Bardarbunga/Grimsvotn Volcanoes, Iceland
Report 003

Source: Helgi Torfason via GVN
Date: Date: Wed, 2 Oct 1996, 12:00

The following was received by the Smithsonian's Global Volcanism Network. This report is preliminary and subject to change as the event is studied in more detail. We will forward additional significant information as it becomes available.

Bergur Bergsson, eye witness was 13 km S of Kverkfjoll in the early morning reports: Steam 05:18 steam turned from light to dark. This is believed to indicate time of the eruption to break through the glacier. The fissure is believed to be appr. 10 km at north of Grimsvotn caldera The erupton column is at 12h 2 km over eruption site glacier rising to 6 km further north.

In the eruption 1938 not much tephra came from the eruption, but a lot of water came from Grimsvotn, making the jokulhlaup in Skeidara the largest one in the century

It is evident from eye witness and seismic information that the northern eruption site is near the watershed in Vatnajokull so some of the meltwater could travel north, to Jokulsa a Fjollum river, through Dettifoss waterfall to Axarfjordur Bay.

Wind blows ash from E Asarfjord to Skagafjordur. Later ash is predicted to be blown to N and then to S. Next 24 hours ash can be distributed all around the country if the eruption continues.

At Bardardalur N Iceland, very small tephra was falling at 12:00 and no marked increase at 15:00.

Warning been issued to farmers that fluor can be hazardous to sheep and cattle, in areas where ash is falling.

At 15:00 hrs. the activity seems to have increased in the last hours. This is evident as at At Bardarbunga more earthquakes activity has been for the last hours.
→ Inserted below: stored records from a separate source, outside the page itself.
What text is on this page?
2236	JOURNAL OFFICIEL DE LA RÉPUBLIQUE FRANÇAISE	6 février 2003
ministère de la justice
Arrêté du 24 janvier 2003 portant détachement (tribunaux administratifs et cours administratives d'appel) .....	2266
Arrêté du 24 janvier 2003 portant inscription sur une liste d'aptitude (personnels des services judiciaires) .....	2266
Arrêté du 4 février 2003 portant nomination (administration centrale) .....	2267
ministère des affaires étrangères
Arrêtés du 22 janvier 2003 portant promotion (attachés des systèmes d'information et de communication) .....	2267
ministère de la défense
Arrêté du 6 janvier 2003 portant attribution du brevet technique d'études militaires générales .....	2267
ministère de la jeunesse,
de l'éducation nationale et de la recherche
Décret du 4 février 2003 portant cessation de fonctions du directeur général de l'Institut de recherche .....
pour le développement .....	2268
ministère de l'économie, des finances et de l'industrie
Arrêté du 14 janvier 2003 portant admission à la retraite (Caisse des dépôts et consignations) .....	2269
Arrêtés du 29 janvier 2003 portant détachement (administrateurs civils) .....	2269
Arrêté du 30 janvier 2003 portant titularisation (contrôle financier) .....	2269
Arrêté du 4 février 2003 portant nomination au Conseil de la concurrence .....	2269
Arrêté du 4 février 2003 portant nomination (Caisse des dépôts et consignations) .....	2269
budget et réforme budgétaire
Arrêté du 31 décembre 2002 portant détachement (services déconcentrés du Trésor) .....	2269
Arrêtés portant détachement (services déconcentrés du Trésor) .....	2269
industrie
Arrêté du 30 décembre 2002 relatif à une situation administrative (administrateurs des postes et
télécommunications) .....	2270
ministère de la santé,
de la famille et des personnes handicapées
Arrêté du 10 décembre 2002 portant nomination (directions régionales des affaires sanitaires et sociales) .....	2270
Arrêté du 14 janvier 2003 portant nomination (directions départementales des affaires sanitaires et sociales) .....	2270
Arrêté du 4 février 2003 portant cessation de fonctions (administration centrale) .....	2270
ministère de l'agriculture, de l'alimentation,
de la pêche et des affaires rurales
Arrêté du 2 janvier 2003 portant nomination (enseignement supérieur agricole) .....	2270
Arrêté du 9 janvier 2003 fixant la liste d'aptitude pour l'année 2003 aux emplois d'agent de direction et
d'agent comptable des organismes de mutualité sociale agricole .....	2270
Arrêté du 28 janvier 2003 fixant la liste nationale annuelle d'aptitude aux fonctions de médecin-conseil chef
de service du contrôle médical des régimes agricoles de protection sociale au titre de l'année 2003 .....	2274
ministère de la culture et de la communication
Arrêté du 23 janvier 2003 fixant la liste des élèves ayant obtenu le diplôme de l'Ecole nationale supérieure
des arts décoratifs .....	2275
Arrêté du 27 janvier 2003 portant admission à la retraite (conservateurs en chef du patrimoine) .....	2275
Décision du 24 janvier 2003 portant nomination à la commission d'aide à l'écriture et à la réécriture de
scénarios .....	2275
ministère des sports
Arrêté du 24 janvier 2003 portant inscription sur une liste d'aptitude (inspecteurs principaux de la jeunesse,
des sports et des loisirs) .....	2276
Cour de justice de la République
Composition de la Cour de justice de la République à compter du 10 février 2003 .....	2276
It is possible that some eruption might start there, but this is to early to forcast. Bardarbuna is the a high area in W Vatnajokull reching 2000 m altitude. In early afternoon there is a cloud cover over the eruption site so direct observation is not possible, interpretation is mainly from seismic sources. Ashfall is very small or none yet in inhabited areas.